É verdade, o pessoal do Uber se recusou a dar uma entrevista para o Contexto em 2015, meu podcast com Felipe Moura Brasil e Bruno Garschagen, porque o programa foi avaliado pela área de comunicação da empresa, segundo soubemos depois, como “extrema-direita”.

Traduzindo: colocaram na comunicação gente de esquerda porque, claro, o que importa é a economia e basta criar um serviço que o consumidor goste para que magicamente o estado pare de encher a paciência e atrapalhar. Parabéns!

Claro que uma entrevista para meu podcast não mudaria a situação, mesmo sendo líder de audiência na iTunes Store Brasil na época, mas é um sintoma da maneira como grande parte dos empresários e executivos brasileiros (e muito liberal-toddyinho) despreza a guerra de narrativas, ao menos até o estado entrar chutando a porta da sua empresa com apoio da imprensa e de parte da opinião pública.

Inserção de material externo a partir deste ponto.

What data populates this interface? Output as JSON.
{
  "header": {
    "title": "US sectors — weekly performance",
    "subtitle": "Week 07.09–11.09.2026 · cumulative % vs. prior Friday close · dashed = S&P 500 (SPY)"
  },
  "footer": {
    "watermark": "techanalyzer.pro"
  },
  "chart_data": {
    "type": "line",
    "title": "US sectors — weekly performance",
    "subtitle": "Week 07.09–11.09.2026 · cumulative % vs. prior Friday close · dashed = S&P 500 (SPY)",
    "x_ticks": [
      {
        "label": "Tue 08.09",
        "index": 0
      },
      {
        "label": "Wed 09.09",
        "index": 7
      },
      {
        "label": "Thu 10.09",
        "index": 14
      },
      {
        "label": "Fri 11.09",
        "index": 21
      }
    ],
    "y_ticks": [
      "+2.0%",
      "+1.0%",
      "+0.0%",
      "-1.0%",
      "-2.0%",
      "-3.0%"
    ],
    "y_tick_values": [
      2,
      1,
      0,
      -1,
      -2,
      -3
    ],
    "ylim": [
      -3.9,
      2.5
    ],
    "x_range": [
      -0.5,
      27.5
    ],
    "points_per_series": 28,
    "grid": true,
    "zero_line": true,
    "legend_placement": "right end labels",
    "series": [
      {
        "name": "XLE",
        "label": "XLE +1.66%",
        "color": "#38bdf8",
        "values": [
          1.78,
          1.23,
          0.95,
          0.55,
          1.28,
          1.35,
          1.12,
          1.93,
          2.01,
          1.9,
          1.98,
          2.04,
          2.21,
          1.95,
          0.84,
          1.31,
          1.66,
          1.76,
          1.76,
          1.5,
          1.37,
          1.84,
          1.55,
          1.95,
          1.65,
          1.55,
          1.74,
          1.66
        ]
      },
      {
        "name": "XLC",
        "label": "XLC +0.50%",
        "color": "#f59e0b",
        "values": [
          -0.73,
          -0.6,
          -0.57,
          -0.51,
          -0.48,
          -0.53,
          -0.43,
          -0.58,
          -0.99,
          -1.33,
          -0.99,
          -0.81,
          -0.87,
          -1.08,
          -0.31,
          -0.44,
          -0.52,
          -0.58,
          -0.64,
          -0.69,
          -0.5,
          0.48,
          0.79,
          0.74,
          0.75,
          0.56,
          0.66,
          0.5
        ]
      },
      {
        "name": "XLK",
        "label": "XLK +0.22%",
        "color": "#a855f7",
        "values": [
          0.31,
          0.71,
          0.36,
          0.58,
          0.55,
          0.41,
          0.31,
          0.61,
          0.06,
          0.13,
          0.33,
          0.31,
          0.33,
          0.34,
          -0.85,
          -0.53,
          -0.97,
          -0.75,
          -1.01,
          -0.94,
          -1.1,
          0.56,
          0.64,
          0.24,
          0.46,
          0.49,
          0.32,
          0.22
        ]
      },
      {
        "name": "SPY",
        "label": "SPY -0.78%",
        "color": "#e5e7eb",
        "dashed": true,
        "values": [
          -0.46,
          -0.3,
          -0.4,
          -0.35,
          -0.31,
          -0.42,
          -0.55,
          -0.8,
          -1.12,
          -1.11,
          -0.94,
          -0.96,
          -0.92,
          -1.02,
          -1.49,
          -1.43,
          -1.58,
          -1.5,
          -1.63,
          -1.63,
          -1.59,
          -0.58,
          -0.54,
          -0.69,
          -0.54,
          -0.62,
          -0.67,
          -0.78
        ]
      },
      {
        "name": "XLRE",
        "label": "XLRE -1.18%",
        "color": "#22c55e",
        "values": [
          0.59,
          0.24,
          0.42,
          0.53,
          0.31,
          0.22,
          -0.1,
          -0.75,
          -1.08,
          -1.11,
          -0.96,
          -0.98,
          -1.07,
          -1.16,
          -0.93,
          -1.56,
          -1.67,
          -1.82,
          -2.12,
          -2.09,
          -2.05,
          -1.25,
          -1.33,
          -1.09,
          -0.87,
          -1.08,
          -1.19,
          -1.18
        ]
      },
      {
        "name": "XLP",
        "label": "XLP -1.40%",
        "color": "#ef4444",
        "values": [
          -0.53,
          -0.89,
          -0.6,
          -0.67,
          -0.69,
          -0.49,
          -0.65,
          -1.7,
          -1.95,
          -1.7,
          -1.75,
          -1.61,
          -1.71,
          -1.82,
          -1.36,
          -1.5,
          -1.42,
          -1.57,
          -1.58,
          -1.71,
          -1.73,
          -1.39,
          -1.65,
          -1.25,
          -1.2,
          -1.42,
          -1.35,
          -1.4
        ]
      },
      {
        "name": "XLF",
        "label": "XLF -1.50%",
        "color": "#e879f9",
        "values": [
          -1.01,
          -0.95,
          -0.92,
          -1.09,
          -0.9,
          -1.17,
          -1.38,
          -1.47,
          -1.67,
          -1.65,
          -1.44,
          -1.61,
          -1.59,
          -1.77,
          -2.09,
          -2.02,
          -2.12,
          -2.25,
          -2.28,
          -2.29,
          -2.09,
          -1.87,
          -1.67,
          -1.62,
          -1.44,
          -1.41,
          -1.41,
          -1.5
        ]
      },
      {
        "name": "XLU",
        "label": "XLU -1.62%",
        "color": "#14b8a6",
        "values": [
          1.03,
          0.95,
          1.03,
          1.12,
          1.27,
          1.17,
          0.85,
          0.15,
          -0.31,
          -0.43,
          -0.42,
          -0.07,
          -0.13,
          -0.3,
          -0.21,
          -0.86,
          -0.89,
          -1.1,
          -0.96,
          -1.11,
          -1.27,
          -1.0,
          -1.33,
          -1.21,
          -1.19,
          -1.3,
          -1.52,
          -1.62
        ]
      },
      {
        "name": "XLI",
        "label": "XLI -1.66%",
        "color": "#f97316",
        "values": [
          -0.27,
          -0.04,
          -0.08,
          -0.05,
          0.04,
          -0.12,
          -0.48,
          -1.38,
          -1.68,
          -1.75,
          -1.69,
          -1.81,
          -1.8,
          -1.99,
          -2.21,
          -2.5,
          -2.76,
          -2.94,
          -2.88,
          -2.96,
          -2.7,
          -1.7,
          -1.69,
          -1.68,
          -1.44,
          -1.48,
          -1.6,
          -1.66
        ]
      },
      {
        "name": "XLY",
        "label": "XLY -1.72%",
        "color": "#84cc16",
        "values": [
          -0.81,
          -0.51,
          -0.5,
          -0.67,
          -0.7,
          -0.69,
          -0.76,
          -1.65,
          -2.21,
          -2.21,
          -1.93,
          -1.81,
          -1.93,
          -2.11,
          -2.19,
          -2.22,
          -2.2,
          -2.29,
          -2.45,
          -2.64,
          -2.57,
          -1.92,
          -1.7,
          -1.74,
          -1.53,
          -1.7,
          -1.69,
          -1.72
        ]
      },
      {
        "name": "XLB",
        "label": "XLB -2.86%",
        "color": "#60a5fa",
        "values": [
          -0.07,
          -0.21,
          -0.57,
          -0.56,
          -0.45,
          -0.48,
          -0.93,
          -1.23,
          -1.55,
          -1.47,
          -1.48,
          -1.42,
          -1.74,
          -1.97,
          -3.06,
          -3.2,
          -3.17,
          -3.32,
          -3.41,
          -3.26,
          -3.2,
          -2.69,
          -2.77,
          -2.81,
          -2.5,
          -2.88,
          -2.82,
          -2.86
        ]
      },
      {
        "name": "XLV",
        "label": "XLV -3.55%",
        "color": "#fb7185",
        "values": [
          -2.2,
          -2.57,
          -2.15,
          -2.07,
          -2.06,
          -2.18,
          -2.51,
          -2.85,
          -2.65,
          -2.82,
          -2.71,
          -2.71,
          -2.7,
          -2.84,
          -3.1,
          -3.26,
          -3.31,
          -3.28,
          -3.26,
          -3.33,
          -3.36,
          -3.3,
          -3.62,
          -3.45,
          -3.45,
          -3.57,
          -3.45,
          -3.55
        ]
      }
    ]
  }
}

Não há um único dia que a livre iniciativa não seja demonizada nos jornais e telenovelas globais, mas muitos gênios liberais do país, seguindo a mesma estratégia do governo militar, consideram que basta ajustar a economia que o Brasil vira Hong Kong.

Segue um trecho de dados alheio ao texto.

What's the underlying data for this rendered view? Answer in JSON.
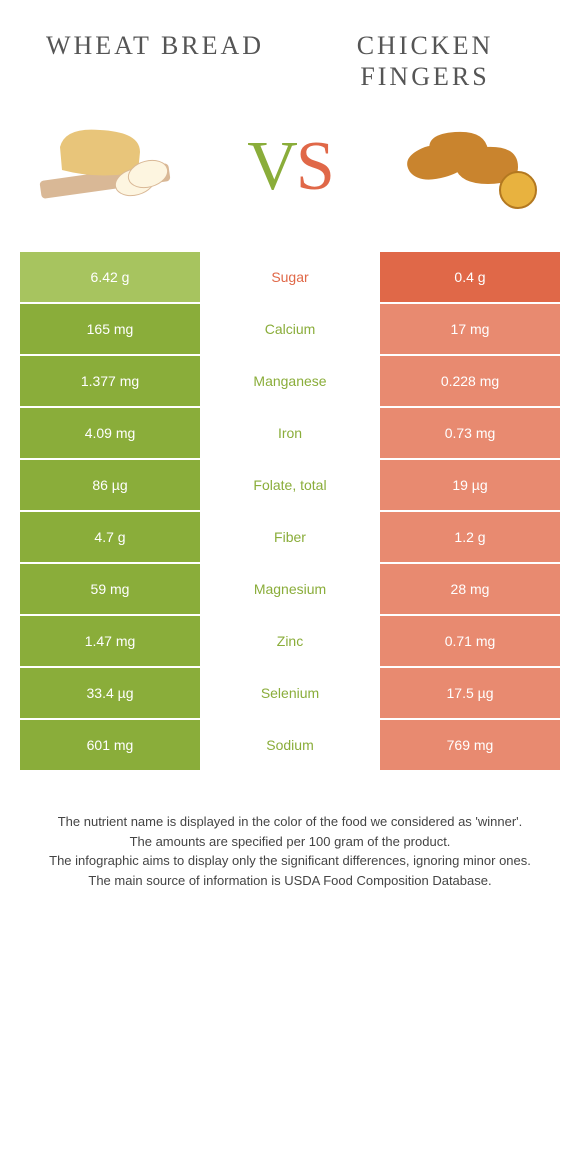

A culpa do que aconteceu ontem é da política cartorial e atrasada do Brasil, em parte sustentada e suportada por liberais cabeça-de-planilha, gente tacanha e míope de inspiração tecnocrata e positivista, e o resultado infelizmente está aí, mais uma vez.

Perdem os consumidores, perde o país, perde o jovem e ainda pequeno movimento liberal brasileiro. Continuamos lutando, apesar de tudo.

Há poucas coisas mais irônicas do que isso.

O Uber comprou a narrativa da extrema-esquerda – que aqui no Brasil rotula seus oponentes como “de extrema-direita” – e foi esganado por aqueles a quem paparicaram.

Essas ironias sádicas apimentam ainda mais o jogo político, embora lá na frente provavelmente a legislação fascista do PT será derrubada.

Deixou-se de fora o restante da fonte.